# Info about Venetian real estate?



## zaphod (Jun 19, 2010)

I'm doing some research on buying a small apartment in Venice, in part to visit annually for a few months a year, and in part for retirement in a few years. I have heard that, along with the Euro, the Venice real estate market has also recently plunged, but I cannot find any specific statistics. Can anyone give me some sources on the recent (last two to ten years) history of Venetian real estate, as well as some sources discussing the advisability of buying Venetian real estate right now? Also, more general advice about purchasing Venetian real estate would be very useful: reliable estate agents, additional taxes and fees, cost of living, home restoration, and so on. Thank you.


----------



## NickZ (Jun 26, 2009)

I'm curious who told you prices plunged? I'm sure prices are lower then the peak but most Italians wouldn't be considered forced sellers. That means prices don't plunge easily.

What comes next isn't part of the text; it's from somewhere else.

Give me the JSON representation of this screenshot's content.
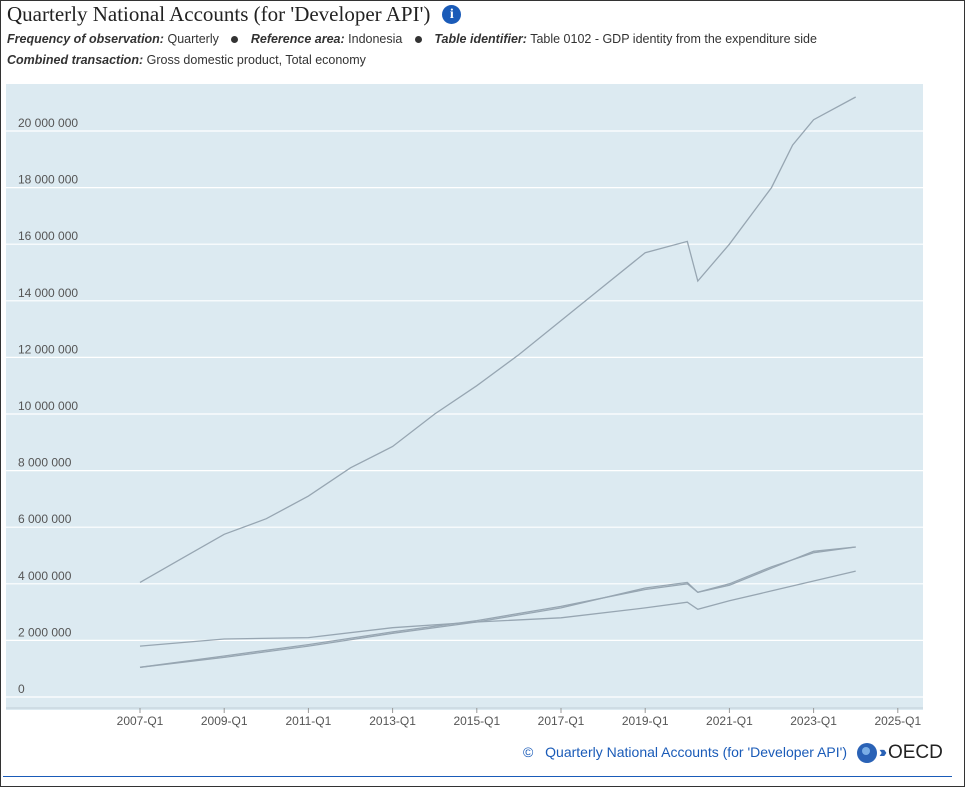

You'll have to pay the full tax on the purchase since you won't be resident. Notary fees vary with the value of the property. Cost of living and restoration costs are length of string type questions.

There is no national house listing so you'll be hard pressed to find a database of prices. Even if you did homes aren't really fungible. Finding two apples to compare isn't that easy.


----------



## zaphod (Jun 19, 2010)

*Followup*

Thank you, Nick, for the very quick response. During my last visit to Venice (a couple of weeks ago), I asked my hotelier and a few other residents about real estate; they mentioned almost in passing that prices were down, in part as a consequence of the global real estate bust. Are there sources that can confirm or deny this assertion with some hard facts about recent history?
Thanks again.



NickZ said:


> I'm curious who told you prices plunged? I'm sure prices are lower then the peak but most Italians wouldn't be considered forced sellers. That means prices don't plunge easily.
> 
> You'll have to pay the full tax on the purchase since you won't be resident. Notary fees vary with the value of the property. Cost of living and restoration costs are length of string type questions.
> 
> There is no national house listing so you'll be hard pressed to find a database of prices. Even if you did homes aren't really fungible. Finding two apples to compare isn't that easy.


----------



## NickZ (Jun 26, 2009)

You could go to the local government offices and try and find the selling prices. These are supposed to be there but

1) Up till I think 4 or 5 years ago they registered the assessed tax value and not the real selling price.

2) You'll need to find two very similar homes to compare prices with. This is easier said then done.


----------



## zaphod (Jun 19, 2010)

*Thank you*

Terrific advice.
Thanks.



NickZ said:


> I'm curious who told you prices plunged? I'm sure prices are lower then the peak but most Italians wouldn't be considered forced sellers. That means prices don't plunge easily.
> 
> You'll have to pay the full tax on the purchase since you won't be resident. Notary fees vary with the value of the property. Cost of living and restoration costs are length of string type questions.
> 
> There is no national house listing so you'll be hard pressed to find a database of prices. Even if you did homes aren't really fungible. Finding two apples to compare isn't that easy.


----------